Seks sırasında ağlamaya başladığında Skz
CHAN
Ağladığını ilk fark ettiğinde, yüzünün yan tarafını öperken, Chan paniğe kapılmadan edemedi. Hamlelerini durdurdu, kalçaları seninkilerle aynı hizada. "Bebeğim? Sorun nedir? İyi misin? Çok mu kaba davrandım?"
Derinlerde gömülü ama hareket etmeyen horozunun hissine sızlandın. "Channie durma, lütfen. Çok iyi hissettiriyor." Onu tekrar hareket ettirmek için kalçalarını onunkine bastırdın.
Acıdan değil, zevkten ağladığının farkına vardığında, Chan yardım edemedi ama biraz kafasına vurdu. "Evet?" tekrar hareket etmeye başlar ve bu sefer yüzünden akan gözyaşlarının görüntüsü onu daha da zorlaştırır.
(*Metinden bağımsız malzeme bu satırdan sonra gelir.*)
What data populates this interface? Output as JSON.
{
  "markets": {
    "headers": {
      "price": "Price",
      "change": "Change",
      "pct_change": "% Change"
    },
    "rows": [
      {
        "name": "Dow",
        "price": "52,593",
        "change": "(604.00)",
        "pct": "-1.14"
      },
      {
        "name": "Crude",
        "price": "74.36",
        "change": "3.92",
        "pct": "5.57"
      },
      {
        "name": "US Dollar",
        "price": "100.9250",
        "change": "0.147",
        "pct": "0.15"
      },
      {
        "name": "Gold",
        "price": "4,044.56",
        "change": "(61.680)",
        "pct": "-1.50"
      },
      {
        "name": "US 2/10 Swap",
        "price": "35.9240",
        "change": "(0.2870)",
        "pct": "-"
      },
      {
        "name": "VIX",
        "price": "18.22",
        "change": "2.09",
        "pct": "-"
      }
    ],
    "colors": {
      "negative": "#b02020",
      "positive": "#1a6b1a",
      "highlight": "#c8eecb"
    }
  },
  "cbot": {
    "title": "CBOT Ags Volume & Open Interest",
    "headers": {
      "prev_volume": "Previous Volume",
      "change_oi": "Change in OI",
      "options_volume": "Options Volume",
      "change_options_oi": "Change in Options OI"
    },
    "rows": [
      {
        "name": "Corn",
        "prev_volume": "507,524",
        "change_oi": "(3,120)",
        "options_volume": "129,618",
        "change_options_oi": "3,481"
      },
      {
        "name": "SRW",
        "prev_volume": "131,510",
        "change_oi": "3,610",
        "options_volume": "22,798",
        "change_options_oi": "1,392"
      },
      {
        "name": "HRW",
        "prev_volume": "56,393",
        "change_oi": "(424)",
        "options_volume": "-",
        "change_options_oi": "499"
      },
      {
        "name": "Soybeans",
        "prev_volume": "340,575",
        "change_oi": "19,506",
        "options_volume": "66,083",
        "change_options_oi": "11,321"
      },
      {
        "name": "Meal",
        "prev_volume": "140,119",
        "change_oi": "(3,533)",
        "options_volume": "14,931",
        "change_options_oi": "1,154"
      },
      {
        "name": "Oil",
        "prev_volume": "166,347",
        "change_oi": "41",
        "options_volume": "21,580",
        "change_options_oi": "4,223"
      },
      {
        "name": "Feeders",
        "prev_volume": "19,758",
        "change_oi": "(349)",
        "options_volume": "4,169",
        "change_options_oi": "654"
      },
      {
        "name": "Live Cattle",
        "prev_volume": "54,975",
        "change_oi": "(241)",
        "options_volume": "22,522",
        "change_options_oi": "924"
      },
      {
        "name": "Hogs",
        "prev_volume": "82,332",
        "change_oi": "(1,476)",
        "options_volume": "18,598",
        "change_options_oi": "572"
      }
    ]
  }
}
"Gerçekten o kadar iyi hissettiriyor, ha bebeğim? Artık içinde tutamıyorsun, değil mi?"Kelimeler ağzından kaçtı ve inlemelerinin hacmi arttıkça yalnızca hızla başını sallamayı başardın.
Chan, senin onun etrafında kenetlendiğin hissiyle inlemeye dönüşen küçük bir eğlence uğultusu çıkardı. "En azından bir iş yaptığımı biliyorum."
MİNHO
Minho o gece üçüncü kez amından ağzını çekerken, gözlerinde biriken yaşların kaçmasına engel olamadın.
"Ah, tatlım," diye alaycı bir şekilde yüzünü buruşturdu. "Neden gözyaşları?" klitorisini nazikçe ovmaya başladı ve bu his seni daha çok ağlattı.
"Lütfen, Min, lütfen. Çok fena gelmek istiyorum." senin aciz, uyanmış bedenine merhamet edeceğini umarak burnunu çektin.
İç uyluklarına ıslak öpücükler bırakırken düşünerek mırıldandı. "Sanırım bu gece biraz kaba davrandım, değil mi?"
Sadece küçük bir burun çekmeyi başarabilirsin. "sadece senin için gelmek istiyorum."
Dizinin yanında son bir öpücükle Minho, ona en çok ihtiyaç duyduğun yere geri döndü. "Tamam bebeğim, ne zaman istersen gelebilirsin."
CHANGBİN
İlişkinizde bir sonraki adımı atmadan önce, erkek arkadaşınla oturdun ve özellikle kendini iyi hissettiğinde, genellikle ağlamaktan kaynaklanan, seks sırasında bazen biraz bunaldığını açıkladın.
Bu yüzden daha sonra, Changbin seni kıçına yatırdığında, senden gelen hafif burun çekme ve gözyaşlarından başlayan ıslak nokta sadece onun seni daha çok becermek istemesine neden oldu.
Öyle yaptı da.
"Evet tatlım?" nefes nefese omurgandan boynuna kadar öpücükler kondurmak için eğildi. Yumuşak dudaklarının yanağına dokunması, seni sımsıkı tutması ve çok iyi sikişmesiyle birleşince sadece daha çok ağlamana neden oldu. "Kendini ne yapacağını bilemeyecek kadar iyi hissediyorsun, değil mi?"
"Binnie, binnie, binnie," diye söyleyebileceğin tek şey onun adıydı.
"Sorun değil y/n," kalçalarını tutuşu sıkılaştı. "Buradayım güzel kızım."
HYUNJİN
"Hyunjin", sen geldikten sonra bile parmaklarını amına sokup çıkarmaya devam ederken sızlanmadan edemedin.
Beline sardığı kol, eli göğsünü kavrayıp yoğurana kadar vücudunu yukarı doğru sürükledi. Hyunjin göğsünü sırtına sıkıca bastırana kadar öne eğildi. "Sorun ne tatlı şey?"